İngilizce… O dokuz harfli kapı, önümüzde duran, geçmeyi başaramadıkça devasa bir duvar gibi yükselen. İlkokul sıralarından üniversite kürsülerine kadar birçok öğrenci, bu dili öğrenmek için mücadele veriyor. Ancak ne yazık ki, yıllarca ders alanların büyük bir kısmı hala ne düzgün konuşabiliyor ne de yazabiliyor. Peki, bu başarısızlık neden bu kadar yaygın?
Küçüklüğümüzden beri, başarısızlık korkusuyla büyüdük. Her yanlış cevapta, her hatalı cümlede üzerimize bir damga gibi yapıştı bu korku. Başarısızlık, hayatımızda öyle bir yer edindi ki, her adımda kendimizi geri çekmek zorunda hissettik. Zamanla, dil öğreniminde karşılaşılan en ufak bir engel, çoğu kişi için devam etme isteğini köreltir bir hal aldı. Doğru cümleyi kuramadığınızda, arkadaşlarınız size güldüğünde ya da sadece o an gözünüze çok karışık gelen kavramlar yüzünden durdunuz, gözlerinizi kapatıp geçtiniz. Bunun temel sebebi, başarısızlık korkusunun, başarıya ulaşma ihtimalinden daha ağır basması olduğunu düşünmediniz. Potansiyel bir başarısızlık ihtimalı, eşit derecede potansiyel bir başarı ihtimalinden çok daha büyük geldi gözünüze ve belirsizlik kazandı. Size hiçbir getirisi olmadığı gibi ihtimallerin içinde bırakan belirsizlik.
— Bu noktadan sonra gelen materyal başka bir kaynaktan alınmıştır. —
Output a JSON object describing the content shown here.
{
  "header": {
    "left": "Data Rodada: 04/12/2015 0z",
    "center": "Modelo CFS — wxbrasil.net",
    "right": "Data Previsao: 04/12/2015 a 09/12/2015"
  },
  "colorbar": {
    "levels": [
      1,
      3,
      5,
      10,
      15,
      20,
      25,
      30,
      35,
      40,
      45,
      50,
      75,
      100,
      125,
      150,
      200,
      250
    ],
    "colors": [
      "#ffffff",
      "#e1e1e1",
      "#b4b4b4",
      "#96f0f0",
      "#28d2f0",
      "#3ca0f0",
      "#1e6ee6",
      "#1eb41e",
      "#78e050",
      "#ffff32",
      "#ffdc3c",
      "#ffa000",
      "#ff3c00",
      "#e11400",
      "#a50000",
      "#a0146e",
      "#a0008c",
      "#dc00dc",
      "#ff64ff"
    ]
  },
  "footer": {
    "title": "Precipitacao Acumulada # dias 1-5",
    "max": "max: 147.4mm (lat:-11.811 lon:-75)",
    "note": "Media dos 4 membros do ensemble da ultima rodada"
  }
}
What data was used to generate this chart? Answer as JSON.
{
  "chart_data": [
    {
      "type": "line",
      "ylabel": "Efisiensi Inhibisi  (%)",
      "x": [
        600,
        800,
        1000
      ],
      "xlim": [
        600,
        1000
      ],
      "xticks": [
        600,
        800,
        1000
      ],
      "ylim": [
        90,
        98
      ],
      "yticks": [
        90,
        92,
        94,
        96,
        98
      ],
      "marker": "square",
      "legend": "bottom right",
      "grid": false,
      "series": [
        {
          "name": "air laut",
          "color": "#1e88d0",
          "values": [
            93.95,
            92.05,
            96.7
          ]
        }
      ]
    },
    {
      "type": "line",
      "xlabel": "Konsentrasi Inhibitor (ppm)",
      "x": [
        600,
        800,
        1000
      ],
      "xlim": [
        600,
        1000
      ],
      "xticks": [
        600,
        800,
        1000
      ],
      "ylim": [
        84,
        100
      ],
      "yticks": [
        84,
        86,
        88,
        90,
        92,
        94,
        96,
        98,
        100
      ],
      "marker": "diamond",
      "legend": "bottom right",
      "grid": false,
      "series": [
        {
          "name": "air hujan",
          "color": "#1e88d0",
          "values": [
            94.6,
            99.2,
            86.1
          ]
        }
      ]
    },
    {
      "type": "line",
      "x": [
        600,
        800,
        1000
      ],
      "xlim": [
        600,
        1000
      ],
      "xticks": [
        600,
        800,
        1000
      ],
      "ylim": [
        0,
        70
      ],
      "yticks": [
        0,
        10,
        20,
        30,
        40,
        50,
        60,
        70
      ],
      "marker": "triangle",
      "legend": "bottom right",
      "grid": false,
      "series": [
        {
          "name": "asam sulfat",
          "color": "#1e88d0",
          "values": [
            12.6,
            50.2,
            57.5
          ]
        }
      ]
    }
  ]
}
İçinde bulunduğumuz sistemin de bu mekanizmayı tetikler nitelikte olduğunu unutmamak gerek. Ortaokul ve lise yıllarında, edindiğimiz bilgiler çoğu zaman havada kalıyor. Gerçek hayatta kullanmadığımız, çoğunlukla gramer kurallarına dayalı bir eğitim sistemi içerisinde boğuluyoruz. Eğitimin bizlere sunduğu bu değerli bilgiler, sonunda birer hatıra olarak kalıyor; zira pratikten yoksun bir öğrenme şekli, bizi dili anlamaya ve kullanmaya yönlendirmiyor. Bu eğitim süreci, yetişkinliğe adım atarken, bir engel gibi karşımızda duruyor. İşe yaramayan bilgiler, hayat telaşında rafa kalkarken, o dil kutusu açılmadan kapalı kalıyor.
Zorlandığımızda vaz geçmek kolaydır; çünkü hata yapmanın acısı, başarıya ulaşmanın sevincinden daha yakın ve daha keskinmiş gibi hissederiz. Başarının sevinci, başarısızlığın ağırlığının yanında hafif kalırmış gibi.
İşte burada durup düşünmeliyiz: Neden? Neden başlamaya bile korkuyoruz? Bilinmeyen bir yola adım atmak, bizi hayal kırıklığının karanlığına düşürecekse, neden o yolu seçelim? Bu yüzden çoğu zaman güvenli olanı, yani hiç denememeyi tercih ederiz. Oysa unutuyoruz ki, gerçek başarısızlık, en baştan denemekten vazgeçmektir.
Dil öğrenimi, yalnızca bir beceri kazanımı değildir; aynı zamanda insanın kendisiyle yaptığı bir savaştır. Kendi korkularıyla, çekinceleriyle yüzleşmesi… Ve işte bu yüzden, her ne kadar önümüzde büyük bir dağ gibi görünse de, o ilk adımı atmak gerekir. Çünkü en büyük cesaret, başarısız olma pahasına yola çıkmaktır.
Unutmayalım, yolun sonunda bizi bekleyen yalnızca bir dil değil, aynı zamanda o dili fetheden bir zihin, bir ruh var. Ve belki de bu yolda düşmek, bize ayağa kalkmanın ne denli güçlü bir eylem olduğunu öğretecektir.